I am using piccap for WebOS, with HyperHDR running on a Raspberry Pi. Ideally I would be using a software grabber directly on my HTPC, but it is my understanding that it is not possible when using Kodi with GBM rendering on x86.

so when all of R/B/G are less than 30 then clamp it to (0,0,0)? But where: before smoothing or after, just before sending to LED?

Yes, if the total sum of the R, B and G values is less than 30 (a value to be tweaked later), the LEDs should be off. I think I would like to try it before smoothing and see how it goes?

awawa-dev commented 3 months ago

I think I would like to try it before smoothing and see how it goes?
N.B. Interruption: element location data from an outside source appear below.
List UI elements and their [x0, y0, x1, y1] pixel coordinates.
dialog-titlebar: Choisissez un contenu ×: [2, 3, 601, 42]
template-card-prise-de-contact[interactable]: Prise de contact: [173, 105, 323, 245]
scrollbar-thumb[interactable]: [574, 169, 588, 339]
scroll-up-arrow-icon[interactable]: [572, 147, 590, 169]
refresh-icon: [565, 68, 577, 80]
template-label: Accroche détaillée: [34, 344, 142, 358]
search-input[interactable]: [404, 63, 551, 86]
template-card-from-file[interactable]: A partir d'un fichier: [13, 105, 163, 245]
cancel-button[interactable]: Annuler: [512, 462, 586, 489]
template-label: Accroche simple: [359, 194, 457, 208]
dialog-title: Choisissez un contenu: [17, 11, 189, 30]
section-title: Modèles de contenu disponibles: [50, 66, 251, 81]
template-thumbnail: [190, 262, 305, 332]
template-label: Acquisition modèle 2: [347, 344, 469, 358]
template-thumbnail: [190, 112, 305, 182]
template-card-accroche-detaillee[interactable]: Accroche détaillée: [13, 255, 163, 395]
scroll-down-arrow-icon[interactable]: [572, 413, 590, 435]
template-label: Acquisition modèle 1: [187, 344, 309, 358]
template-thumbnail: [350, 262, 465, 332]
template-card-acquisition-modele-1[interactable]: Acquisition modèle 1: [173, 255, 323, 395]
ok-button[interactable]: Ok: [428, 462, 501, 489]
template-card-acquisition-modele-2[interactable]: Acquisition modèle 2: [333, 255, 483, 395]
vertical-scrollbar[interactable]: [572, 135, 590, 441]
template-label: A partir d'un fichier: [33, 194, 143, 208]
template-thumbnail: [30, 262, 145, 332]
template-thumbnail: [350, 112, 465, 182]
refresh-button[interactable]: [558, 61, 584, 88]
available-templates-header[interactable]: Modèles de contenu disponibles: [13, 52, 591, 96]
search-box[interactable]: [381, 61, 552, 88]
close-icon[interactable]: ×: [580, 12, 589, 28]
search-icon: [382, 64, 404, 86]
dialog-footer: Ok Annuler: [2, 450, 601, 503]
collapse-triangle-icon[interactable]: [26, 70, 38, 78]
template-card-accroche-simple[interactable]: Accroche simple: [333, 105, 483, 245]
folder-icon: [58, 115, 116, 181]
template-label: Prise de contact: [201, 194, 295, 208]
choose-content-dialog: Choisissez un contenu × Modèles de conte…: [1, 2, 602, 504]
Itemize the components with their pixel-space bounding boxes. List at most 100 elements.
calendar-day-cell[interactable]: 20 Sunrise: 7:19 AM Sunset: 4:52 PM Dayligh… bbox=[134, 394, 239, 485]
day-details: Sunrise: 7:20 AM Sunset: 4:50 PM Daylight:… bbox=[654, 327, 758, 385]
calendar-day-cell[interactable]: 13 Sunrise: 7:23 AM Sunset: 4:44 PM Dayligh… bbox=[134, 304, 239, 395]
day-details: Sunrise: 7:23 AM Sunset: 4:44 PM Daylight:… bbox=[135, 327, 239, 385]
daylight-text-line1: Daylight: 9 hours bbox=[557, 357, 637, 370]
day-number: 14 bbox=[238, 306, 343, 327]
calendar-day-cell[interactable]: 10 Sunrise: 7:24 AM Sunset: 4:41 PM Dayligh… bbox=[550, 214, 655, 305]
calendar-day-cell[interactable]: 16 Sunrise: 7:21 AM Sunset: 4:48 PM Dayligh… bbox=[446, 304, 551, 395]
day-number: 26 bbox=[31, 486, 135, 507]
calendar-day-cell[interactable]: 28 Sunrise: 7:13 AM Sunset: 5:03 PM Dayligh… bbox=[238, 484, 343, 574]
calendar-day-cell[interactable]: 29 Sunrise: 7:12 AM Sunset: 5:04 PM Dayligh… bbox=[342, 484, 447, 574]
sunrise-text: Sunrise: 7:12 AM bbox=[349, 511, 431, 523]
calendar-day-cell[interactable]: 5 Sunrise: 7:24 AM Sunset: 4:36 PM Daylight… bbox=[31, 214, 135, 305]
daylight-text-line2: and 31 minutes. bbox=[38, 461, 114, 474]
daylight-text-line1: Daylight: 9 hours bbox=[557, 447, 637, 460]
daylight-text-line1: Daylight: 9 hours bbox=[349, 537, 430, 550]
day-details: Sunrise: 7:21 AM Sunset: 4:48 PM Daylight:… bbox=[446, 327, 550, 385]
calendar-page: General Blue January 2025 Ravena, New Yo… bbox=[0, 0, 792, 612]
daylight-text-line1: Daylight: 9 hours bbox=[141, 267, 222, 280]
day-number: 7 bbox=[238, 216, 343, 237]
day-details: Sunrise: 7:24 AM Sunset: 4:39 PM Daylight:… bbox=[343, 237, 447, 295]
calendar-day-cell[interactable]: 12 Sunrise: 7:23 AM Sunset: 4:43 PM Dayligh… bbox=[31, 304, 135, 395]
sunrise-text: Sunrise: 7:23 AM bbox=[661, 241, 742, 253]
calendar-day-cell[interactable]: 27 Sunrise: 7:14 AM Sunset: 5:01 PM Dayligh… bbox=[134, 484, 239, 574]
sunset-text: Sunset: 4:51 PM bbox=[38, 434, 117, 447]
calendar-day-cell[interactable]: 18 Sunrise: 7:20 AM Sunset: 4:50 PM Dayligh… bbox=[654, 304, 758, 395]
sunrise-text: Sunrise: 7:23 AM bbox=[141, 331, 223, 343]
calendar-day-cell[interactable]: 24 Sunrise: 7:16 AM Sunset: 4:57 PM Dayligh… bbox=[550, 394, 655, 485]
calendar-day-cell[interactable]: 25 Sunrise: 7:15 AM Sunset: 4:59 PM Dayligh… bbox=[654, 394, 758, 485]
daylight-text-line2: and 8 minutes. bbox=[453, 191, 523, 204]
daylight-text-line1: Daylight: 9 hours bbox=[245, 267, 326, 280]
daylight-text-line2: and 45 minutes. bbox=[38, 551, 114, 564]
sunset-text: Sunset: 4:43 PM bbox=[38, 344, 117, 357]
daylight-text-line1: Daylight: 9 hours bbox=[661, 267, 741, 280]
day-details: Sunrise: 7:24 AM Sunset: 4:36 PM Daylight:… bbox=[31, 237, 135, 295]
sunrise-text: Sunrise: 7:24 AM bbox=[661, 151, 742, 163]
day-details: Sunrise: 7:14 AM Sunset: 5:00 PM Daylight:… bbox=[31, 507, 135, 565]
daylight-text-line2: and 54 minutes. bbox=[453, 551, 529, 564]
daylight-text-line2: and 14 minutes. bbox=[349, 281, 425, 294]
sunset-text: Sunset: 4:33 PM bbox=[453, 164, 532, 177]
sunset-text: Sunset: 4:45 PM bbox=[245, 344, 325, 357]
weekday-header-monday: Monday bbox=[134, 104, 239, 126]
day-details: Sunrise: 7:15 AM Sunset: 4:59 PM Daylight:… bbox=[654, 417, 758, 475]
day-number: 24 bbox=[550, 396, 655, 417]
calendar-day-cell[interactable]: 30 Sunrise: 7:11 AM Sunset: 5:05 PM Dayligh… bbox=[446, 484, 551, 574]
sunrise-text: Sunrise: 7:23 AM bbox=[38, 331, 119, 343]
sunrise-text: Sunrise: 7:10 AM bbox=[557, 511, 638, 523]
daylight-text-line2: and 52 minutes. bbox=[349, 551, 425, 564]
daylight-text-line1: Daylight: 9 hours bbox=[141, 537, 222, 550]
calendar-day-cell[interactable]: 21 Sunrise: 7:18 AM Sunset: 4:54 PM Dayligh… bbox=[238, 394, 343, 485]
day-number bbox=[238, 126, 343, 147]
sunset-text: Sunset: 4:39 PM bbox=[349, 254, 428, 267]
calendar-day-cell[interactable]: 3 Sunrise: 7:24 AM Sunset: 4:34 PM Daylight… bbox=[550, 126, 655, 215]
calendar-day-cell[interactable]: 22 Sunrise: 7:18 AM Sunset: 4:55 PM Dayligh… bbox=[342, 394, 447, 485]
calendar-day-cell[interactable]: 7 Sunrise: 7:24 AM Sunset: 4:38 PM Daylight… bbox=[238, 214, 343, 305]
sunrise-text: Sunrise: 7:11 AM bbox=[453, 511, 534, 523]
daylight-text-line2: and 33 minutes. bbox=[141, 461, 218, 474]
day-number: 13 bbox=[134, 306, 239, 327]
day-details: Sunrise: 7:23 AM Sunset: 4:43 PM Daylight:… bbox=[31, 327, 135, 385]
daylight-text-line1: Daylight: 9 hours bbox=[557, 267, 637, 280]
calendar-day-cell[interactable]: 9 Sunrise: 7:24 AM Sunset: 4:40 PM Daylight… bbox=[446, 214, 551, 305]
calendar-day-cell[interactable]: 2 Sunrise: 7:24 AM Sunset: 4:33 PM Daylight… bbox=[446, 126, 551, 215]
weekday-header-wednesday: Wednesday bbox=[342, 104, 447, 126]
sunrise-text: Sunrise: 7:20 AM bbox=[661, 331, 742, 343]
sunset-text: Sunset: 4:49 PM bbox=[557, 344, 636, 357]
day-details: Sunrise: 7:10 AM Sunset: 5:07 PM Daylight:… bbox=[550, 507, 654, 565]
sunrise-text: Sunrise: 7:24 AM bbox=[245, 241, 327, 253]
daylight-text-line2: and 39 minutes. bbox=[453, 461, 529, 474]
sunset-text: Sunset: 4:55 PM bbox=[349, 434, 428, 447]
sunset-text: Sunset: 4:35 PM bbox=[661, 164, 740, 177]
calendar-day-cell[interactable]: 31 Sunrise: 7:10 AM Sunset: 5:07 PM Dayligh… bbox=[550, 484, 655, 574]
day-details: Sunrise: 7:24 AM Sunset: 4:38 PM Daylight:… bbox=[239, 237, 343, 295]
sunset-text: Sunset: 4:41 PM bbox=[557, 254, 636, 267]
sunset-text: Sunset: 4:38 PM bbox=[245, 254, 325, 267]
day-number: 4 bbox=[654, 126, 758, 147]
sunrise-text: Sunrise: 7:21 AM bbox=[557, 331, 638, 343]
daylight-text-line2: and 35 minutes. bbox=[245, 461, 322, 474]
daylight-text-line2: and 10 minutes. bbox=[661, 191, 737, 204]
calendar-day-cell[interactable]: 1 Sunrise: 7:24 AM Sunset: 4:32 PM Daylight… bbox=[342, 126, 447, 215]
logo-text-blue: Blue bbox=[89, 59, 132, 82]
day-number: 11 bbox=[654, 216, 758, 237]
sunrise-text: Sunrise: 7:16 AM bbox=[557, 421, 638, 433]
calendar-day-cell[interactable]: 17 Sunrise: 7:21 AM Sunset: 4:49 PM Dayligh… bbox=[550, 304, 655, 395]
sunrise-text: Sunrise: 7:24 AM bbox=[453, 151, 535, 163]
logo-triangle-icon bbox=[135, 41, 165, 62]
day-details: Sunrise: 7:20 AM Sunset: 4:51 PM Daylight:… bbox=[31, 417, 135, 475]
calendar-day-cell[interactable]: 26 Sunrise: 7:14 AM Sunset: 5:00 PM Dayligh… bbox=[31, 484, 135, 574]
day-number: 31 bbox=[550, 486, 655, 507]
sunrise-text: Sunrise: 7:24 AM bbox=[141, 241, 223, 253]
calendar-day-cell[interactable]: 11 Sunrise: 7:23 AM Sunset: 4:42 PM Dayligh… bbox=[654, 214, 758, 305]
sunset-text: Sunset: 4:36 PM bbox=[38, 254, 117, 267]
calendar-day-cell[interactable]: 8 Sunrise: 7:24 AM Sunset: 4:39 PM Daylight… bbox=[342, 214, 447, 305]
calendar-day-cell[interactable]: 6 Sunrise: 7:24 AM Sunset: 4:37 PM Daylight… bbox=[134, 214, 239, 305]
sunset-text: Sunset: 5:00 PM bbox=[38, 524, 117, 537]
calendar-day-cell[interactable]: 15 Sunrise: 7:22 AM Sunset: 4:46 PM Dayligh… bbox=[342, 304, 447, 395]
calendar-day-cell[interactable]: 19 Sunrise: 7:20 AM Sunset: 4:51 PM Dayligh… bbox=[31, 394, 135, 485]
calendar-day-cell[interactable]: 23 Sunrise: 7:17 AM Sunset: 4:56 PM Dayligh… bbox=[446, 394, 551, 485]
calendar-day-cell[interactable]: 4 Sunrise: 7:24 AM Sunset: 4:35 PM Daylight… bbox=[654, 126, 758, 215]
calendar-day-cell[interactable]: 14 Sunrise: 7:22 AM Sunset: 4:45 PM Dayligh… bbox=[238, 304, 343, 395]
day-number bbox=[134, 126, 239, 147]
then you should check and modify _ledBuffer (array of colors) here https://github.com/awawa-dev/HyperHDR/blob/aa2007952bbce996ac2b2afaadfe527c558f93f2/sources/base/HyperHdrInstance.cpp#L799

chcore commented 3 months ago

I ended up solving this problem by modifying ColorSpaceCalibration::applyBacklight to simply set RGB values to zero, and then setting the Backlight threshold to a reasonably low number in the web UI. This means dark-ish areas don't light up the LEDs at all, but for me that is a much better experience than showing the incorrect color. I would even suggest that this functionality to be officially added to the web UI.

I should mention that in my case, the "incorrect color in dark scenes" problem stems from my manual color calibration settings. If I reset them all to default, the above hack is not needed, but at the cost of mostly inaccurate colors across the board.

LMaier-dev commented 3 months ago

I ended up solving this problem by modifying ColorSpaceCalibration::applyBacklight to simply set RGB values to zero, and then setting the Backlight threshold to a reasonably low number in the web UI. This means dark-ish areas don't light up the LEDs at all, but for me that is a much better experience than showing the incorrect color. I would even suggest that this functionality to be officially added to the web UI.

Adding this to the UI would be amazing and exactly what I had in mind with this issue

I should mention that in my case, the "incorrect color in dark scenes" problem stems from my manual color calibration settings. If I reset them all to default, the above hack is not needed, but at the cost of mostly inaccurate colors across the board.